Os batismos da meia-noite

Joan ALVADO


The mountainous heart of Alto Minho, in northern Portugal, is a mystical territory where isolation has shaped the beliefs of its inhabitants for centuries. Here, the boundary with the afterlife fades, and spells, communication with the dead, possessions, night rituals, alleged witches, sacrifices, exorcisms, apparitions, and protective amulets still coexist.
As the world’s population clusters in overcrowded cities, modernity tends to erase ancestral beliefs in favor of rationalism. Yet, since the dawn of time, certain phenomena have defied logical explanation.

Os batismos da meia-noite is a photographic essay balancing fantasy and ethnographic research, revealing the persistence of a unique spiritual vision passed down through generations. This work explores a cultural heritage deeply rooted in the Serra da Peneda, where forces of light and darkness seem to wage battle since time immemorial.

curator       Fahr 021.3

Gertrud on the silence of myth

Maja DANIELS


In 1667, in Sweden, Gertrud Svensdotter, a 12-year-old girl, was accused of walking on water in Älvdalen. This event triggered a wave of witch hunts, marking a period of collective hysteria and persecution.
This series revisits these events by anchoring them in the present, where history and myth intertwine in a new narrative with an open-ended outcome. Through still and moving images, it explores the creation of myths, which, like photographs, remain open to interpretation, never entirely fixed. The essence of an image often lies in the invisible and its silent echoes.

By shaping new rituals inspired by those of the past, this approach questions historical narratives and examines how a visual language can redefine our connection to the past, present, and future. Drawing from Gilles Deleuze’s idea that the new must disguise itself as the old in order to emerge, the project uses photography as a tool of provocation across time, offering alternative interpretations of history and paving the way for future speculations. Thus, the image becomes a strategy for shaping and imagining a different world.

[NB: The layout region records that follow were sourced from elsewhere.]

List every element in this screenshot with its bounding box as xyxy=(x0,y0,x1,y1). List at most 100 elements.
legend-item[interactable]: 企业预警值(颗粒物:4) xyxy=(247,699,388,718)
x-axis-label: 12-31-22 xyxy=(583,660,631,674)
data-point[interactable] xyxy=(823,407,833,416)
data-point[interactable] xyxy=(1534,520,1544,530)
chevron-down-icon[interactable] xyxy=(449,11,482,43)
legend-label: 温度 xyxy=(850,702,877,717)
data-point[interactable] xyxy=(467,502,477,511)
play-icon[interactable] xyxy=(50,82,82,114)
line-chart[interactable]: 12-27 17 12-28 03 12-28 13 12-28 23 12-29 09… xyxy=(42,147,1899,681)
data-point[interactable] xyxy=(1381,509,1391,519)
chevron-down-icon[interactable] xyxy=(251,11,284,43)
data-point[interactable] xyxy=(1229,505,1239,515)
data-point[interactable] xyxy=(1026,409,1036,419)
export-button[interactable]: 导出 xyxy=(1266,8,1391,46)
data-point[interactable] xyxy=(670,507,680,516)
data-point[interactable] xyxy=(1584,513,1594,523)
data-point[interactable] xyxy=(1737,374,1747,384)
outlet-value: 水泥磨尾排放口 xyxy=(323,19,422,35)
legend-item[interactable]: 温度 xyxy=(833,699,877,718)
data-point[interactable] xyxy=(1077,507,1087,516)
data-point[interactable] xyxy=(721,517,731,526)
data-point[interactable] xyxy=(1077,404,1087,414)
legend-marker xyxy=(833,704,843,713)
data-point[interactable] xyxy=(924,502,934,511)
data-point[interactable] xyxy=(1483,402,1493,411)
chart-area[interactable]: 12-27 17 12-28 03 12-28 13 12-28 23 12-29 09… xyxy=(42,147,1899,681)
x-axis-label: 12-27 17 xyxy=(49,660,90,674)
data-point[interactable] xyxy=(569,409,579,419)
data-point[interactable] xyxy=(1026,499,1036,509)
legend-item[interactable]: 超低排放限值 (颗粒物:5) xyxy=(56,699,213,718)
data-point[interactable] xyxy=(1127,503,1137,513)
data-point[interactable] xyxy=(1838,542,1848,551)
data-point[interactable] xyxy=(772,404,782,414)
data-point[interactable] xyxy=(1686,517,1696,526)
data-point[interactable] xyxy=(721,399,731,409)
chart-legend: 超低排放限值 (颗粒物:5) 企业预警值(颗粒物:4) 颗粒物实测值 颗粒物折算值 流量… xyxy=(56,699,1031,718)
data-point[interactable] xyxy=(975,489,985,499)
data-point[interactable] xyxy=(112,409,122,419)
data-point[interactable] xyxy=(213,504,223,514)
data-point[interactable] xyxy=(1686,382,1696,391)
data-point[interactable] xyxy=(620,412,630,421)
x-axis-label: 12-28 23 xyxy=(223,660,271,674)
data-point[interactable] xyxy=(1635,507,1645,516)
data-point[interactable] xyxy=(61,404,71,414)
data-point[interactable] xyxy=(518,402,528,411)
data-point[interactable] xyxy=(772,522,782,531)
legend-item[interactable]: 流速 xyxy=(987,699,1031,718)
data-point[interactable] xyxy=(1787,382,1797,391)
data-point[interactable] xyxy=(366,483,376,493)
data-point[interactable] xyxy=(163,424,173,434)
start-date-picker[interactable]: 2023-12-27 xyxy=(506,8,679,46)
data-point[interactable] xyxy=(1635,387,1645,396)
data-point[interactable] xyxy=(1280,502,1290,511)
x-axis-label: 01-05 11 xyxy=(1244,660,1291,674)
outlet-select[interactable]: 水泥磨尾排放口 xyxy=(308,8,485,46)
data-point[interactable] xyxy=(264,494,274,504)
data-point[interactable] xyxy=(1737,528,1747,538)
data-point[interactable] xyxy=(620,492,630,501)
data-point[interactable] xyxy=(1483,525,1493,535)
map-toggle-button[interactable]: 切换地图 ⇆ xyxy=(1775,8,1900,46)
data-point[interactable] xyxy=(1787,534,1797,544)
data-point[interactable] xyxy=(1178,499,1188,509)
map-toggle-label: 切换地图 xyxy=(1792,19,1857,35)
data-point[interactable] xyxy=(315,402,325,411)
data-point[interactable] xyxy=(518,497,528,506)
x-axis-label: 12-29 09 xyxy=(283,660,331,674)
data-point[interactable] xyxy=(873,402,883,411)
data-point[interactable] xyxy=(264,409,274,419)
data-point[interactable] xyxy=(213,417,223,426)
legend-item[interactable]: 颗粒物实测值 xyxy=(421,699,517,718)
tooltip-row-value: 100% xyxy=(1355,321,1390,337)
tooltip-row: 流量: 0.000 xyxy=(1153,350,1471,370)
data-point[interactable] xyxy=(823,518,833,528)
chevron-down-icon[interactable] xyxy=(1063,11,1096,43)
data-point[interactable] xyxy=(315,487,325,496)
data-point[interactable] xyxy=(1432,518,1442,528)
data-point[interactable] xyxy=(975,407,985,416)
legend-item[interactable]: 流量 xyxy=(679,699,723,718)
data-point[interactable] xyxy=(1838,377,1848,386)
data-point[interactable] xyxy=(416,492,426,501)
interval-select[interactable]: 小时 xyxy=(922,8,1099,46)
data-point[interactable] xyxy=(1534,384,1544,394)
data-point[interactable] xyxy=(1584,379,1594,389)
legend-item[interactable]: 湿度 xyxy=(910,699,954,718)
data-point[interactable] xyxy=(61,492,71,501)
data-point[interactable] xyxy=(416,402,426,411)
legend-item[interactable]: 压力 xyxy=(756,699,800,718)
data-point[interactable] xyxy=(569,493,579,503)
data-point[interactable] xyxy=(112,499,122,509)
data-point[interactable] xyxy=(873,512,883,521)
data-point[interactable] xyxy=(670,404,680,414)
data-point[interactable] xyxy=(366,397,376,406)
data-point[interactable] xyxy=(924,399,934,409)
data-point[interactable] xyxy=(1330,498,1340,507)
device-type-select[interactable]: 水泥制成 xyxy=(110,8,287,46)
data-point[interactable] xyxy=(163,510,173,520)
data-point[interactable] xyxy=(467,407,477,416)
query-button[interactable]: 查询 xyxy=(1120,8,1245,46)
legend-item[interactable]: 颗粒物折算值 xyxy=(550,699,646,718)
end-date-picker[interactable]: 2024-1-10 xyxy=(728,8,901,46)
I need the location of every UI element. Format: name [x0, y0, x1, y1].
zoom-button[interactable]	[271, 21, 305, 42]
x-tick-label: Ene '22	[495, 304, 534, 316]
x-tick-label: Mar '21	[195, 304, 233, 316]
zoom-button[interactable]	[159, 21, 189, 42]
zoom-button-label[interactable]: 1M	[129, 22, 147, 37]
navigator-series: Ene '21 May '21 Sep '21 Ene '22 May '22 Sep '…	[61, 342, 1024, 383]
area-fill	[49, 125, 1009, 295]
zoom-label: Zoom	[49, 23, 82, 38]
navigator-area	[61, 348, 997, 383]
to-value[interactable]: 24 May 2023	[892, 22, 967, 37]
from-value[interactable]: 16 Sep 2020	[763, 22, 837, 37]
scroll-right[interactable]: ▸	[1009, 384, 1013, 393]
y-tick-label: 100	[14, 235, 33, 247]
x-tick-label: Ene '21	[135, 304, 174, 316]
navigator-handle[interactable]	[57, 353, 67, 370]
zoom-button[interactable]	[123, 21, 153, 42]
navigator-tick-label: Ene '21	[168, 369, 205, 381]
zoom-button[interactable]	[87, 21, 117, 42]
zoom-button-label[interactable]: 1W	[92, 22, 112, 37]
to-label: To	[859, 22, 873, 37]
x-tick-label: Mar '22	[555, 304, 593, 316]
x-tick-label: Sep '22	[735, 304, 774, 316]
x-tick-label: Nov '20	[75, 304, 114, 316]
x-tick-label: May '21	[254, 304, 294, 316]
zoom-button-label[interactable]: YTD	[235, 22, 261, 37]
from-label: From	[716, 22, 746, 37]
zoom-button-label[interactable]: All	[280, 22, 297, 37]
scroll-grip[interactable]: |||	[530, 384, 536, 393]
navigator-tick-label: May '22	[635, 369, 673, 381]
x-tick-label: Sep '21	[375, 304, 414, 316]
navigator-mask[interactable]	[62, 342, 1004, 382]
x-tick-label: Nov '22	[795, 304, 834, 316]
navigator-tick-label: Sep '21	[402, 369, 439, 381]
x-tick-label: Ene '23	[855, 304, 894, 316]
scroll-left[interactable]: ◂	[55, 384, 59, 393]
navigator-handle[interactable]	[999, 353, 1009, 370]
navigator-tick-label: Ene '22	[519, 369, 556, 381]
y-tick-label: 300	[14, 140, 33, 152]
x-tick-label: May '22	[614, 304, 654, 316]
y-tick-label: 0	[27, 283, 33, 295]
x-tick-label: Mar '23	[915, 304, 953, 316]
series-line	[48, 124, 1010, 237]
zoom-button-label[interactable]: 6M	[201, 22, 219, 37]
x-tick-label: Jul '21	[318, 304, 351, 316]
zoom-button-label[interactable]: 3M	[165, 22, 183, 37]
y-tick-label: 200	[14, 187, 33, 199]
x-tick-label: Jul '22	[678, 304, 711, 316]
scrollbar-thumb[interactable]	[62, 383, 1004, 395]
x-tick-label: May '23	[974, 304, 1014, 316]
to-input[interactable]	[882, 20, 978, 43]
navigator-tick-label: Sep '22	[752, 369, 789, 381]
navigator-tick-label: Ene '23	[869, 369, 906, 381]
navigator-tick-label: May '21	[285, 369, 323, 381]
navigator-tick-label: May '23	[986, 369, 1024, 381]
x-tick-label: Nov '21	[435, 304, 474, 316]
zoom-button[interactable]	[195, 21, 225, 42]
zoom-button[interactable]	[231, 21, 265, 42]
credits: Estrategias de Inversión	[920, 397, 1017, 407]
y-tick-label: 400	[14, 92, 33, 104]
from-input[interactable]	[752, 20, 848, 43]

partners          Benrido, Hariban Award

Présage Tirage Mirage

Laura LAFON CADILHAC


Présage Tirage Mirage is a photographic project carried out in the province of Valparaíso, Chile, between 2019 and 2024, in a context marked by hope, progressive struggles, and disenchantment.

Rather than serving as proof, photography here becomes a pretext for self-narration. Residents of Chile were invited to participate in staged scenes embodying their desires and visions for the future. These images, created using expired film, give rise to a photographic oracle that can be consulted during individual sessions. Each participant randomly selects a dozen photographs and shares their own interpretation, opening a space for confidence and projection.

Far from predicting the future, this oracle invites intimate and collective reflection. The recorded and archived exchanges form a sonic library of interpretations. At the intersection of art therapy and speculative documentary, Présage Tirage Mirage is a photographic performance that questions the emotional power of images and how they shape our perception of the world. Exhibited in a ritualized form, these images become sensitive refuges, revealing both our concerns and our visions of the future.